Brandenburg: Zwischen Alltag und Anteilnahme

Terrorangst? Beim Berliner Turnfest zeigt man sich gelassen. Opposition fordert mehr Schutz gegen Anschläge

Berlin/ Potsdam - Sandra Weber-Fetzer sitzt auf einem Holzpodest, die Füße im Sand. Ihr Spiel auf dem Beach-Volleyball-Areal „Beach Mitte“ beim Nordbahnhof ist gerade vorbei. Die Krankenschwester aus der Nähe von Lörrach spielt beim Deutschen Turnfest, sie gehört zu den 80 000 Teilnehmern beim größten Breitensportfest der Welt. Es ist Montagmittag, zwei Tage zuvor lief sie bei der Eröffnungsfeier mit. Ein fröhlicher Umzug, aber es trafen zwei Welten aufeinander. Sicherheit und Spaß. „Es hat ewig gedauert, bis ich beim Umzug war“, sagt Weber-Fetzer. „Polizei und Ordnungskräfte haben sorgfältig kontrolliert.“ Sie fühlt sich nicht wirklich bedroht, Manchester, London, die Nachrichten vom Terror haben ihren Alltag nicht verändert. „Nur schade, dass solche Kontrollen bei diesem Fest nötig sind.“

Das entspricht der Meinung vieler auf dem Beach-Gelände. Verständnis für die Kontrollen, Verständnis für die Polizei, schade, dass sie nötig sind. Aber keiner lässt sich seine Unbeschwertheit nehmen. Und so wie auf dem Beach-Areal dürften wohl viele Turnfest-Teilnehmer empfinden.

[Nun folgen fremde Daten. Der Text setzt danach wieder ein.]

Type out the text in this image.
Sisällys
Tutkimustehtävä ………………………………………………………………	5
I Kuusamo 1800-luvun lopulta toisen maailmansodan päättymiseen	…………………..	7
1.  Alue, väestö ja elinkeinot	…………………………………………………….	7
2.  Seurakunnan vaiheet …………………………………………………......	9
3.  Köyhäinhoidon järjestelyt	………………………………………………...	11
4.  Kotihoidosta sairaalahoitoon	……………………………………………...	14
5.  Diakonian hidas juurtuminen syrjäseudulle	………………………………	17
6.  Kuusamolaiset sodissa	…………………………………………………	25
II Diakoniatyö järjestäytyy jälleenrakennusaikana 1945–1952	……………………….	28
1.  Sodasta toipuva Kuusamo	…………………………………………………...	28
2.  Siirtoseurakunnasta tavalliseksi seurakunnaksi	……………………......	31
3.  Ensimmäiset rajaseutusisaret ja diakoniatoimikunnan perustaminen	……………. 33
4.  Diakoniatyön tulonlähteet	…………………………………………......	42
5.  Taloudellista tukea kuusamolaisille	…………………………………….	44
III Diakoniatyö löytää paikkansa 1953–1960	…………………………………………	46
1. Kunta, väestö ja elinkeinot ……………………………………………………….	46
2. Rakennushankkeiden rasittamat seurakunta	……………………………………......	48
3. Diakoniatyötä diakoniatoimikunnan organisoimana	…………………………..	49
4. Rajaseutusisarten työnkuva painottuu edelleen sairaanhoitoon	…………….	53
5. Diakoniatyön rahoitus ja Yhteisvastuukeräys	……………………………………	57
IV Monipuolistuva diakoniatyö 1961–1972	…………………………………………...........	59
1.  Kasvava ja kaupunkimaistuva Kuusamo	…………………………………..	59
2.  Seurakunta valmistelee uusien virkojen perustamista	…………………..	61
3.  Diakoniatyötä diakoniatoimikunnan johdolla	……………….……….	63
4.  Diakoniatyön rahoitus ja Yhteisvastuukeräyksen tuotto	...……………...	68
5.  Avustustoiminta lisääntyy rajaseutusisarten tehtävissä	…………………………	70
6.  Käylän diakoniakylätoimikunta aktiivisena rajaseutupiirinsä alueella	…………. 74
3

Wenn man Marcel Luthe derzeit fragt, ob er sich sicher fühlt, zögert der innenpolitische Sprecher der Berliner FDP. „Insgesamt ja, aber nicht, weil Berlin so gut auf eine Terrorattacke vorbereitet wäre, sondern weil die statistische Wahrscheinlichkeit gering ist, dass einem etwas passiert.“ London habe gezeigt, wo es noch hapert – für Luthe vor allem an der Einsatzfähigkeit der Polizei. Acht Minuten hat es gedauert, bis die Beamten in London am Einsatzort waren. Das sei zu langsam und würde wohl auch in Berlin nicht viel schneller klappen. Es müsse daran gearbeitet werden, dass im Falle eines Anschlags schnell geholfen werden kann, und zwar überall. „Wenn wir nur bestimmte Orte stärker schützen, machen wir damit an anderer Stelle Flanken auf.“

Hakan Tas, Innenpolitiker der Linksfraktion, ist am Montag in Istanbul unterwegs. „Wegen der hohen Anschlagsgefahr gibt es hier massive Polizeikontrollen, aber trotzdem keine hundertprozentige Sicherheit.“ Er warnt davor, mit einem Überwachungsstaat auf die Bedrohung durch islamistische Terroristen zu reagieren. Und mehr Poller? Die sind am Breitscheidplatz erst nach dem Anschlag aufgestellt worden. Auch in London konnten die drei Angreifer ungehindert auf Passanten zufahren. „Wo sie dauerhaft benötigt werden, müssen die Sicherheitsbehörden einschätzen – wir müssen dann auch schauen, dass sie sich ins Stadtbild einfügen.“ Nach den Pfingstferien werde man im Innenausschuss des Abgeordnetenhauses besprechen, welche Schritte nötig sind.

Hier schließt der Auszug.